World Trade Organization concern for UK trade

It could take the UK “many years” to establish fresh trade deals with fellow members of the World Trade Organization (WTO) once it has left the EU, the chief economist of the Geneva-based body said.

Now inside the WTO as one of the EU’s 28 nations, leaving the bloc will require the UK to submit its own schedule of tariffs for the approval of trade partners, all of whom must agree to them. 

At that point, any of the other WTO members can flag issues, forcing the UK into a series of talks that could take years to resolve, said Robert Koopman.

“My sense is they are there to negotiate and are likely to find some things to negotiate,” Mr Koopman told a conference in London yesterday. 

“It could take a long time.”

The economist noted that it takes about five or six years to strike trade deals. In the meantime, the UK would be exposed to an average WTO levy of 5.3% and more than double that amount for some items including cars, clothes, and spirits.

“Every WTO member is going to be able to look and say it does affect me,” said Mr Koopman. 

“Members are looking out for their interests.”

The UK is planning to use its international aid budget to curry favour among developing countries it hopes will assist them in any trade talks, Bloomberg reported last week. 

British trade secretary Liam Fox said last month he would not let slow progress in talks at the WTO hold back his global trade agenda.

Former deputy prime minister Nick Clegg yesterday said the risk of higher tariffs was a reason to stay inside the single market despite signals from the government it is willing to go it alone.

The UK dropped out of businesses’ top five locations for investments for the first time in seven years as fears about the country’s plans to exit the EU added complexity to international deals, consultants Ernst & Young said in a survey of executives.

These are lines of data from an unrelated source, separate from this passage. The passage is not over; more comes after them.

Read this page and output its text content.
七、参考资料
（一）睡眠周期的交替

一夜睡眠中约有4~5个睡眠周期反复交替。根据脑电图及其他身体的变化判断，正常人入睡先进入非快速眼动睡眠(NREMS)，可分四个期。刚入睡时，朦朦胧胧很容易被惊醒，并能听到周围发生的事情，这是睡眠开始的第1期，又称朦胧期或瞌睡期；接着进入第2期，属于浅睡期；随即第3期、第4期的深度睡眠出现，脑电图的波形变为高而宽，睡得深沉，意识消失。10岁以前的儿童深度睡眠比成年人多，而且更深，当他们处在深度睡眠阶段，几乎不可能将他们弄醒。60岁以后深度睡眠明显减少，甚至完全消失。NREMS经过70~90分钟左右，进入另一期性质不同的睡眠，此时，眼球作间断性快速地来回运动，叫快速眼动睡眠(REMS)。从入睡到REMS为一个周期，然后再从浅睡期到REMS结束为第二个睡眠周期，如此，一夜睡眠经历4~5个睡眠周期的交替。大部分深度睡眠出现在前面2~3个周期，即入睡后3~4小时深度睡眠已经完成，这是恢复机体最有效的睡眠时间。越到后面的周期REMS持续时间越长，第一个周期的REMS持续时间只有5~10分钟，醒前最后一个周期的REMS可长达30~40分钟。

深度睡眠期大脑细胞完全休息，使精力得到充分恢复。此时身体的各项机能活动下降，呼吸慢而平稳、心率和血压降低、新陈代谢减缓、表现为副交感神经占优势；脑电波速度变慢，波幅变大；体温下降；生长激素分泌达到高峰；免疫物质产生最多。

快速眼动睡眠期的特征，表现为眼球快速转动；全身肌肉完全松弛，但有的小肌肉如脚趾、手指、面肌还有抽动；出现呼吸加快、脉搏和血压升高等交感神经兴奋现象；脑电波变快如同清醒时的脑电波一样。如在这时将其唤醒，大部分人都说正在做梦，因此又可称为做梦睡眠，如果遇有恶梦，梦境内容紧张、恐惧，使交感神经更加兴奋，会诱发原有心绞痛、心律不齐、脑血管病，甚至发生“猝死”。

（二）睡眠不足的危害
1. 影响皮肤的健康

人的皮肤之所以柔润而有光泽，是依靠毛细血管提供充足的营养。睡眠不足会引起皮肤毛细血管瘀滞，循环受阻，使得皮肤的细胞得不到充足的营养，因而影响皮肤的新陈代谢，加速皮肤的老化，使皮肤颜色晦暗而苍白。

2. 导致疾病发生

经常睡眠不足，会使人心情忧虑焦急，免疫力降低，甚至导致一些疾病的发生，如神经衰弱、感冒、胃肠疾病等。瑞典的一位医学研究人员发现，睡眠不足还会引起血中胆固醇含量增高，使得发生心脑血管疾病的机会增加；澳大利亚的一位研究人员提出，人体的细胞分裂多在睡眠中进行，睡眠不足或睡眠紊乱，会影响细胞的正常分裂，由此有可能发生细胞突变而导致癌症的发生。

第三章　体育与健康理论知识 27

British businesses rank behind investments in the US, China, Germany, Canada, and France, which make up the top destinations for deals activity, EY said in its Global Capital Confidence Barometer report yesterday, which is based on a survey of more than 1,700 executives in 45 countries in August and September.

Business leaders are concerned about geopolitical issues, such as the rise of nationalist governments worldwide and currency fluctuations, that make cross-border mergers and acquisitions more difficult, EY said.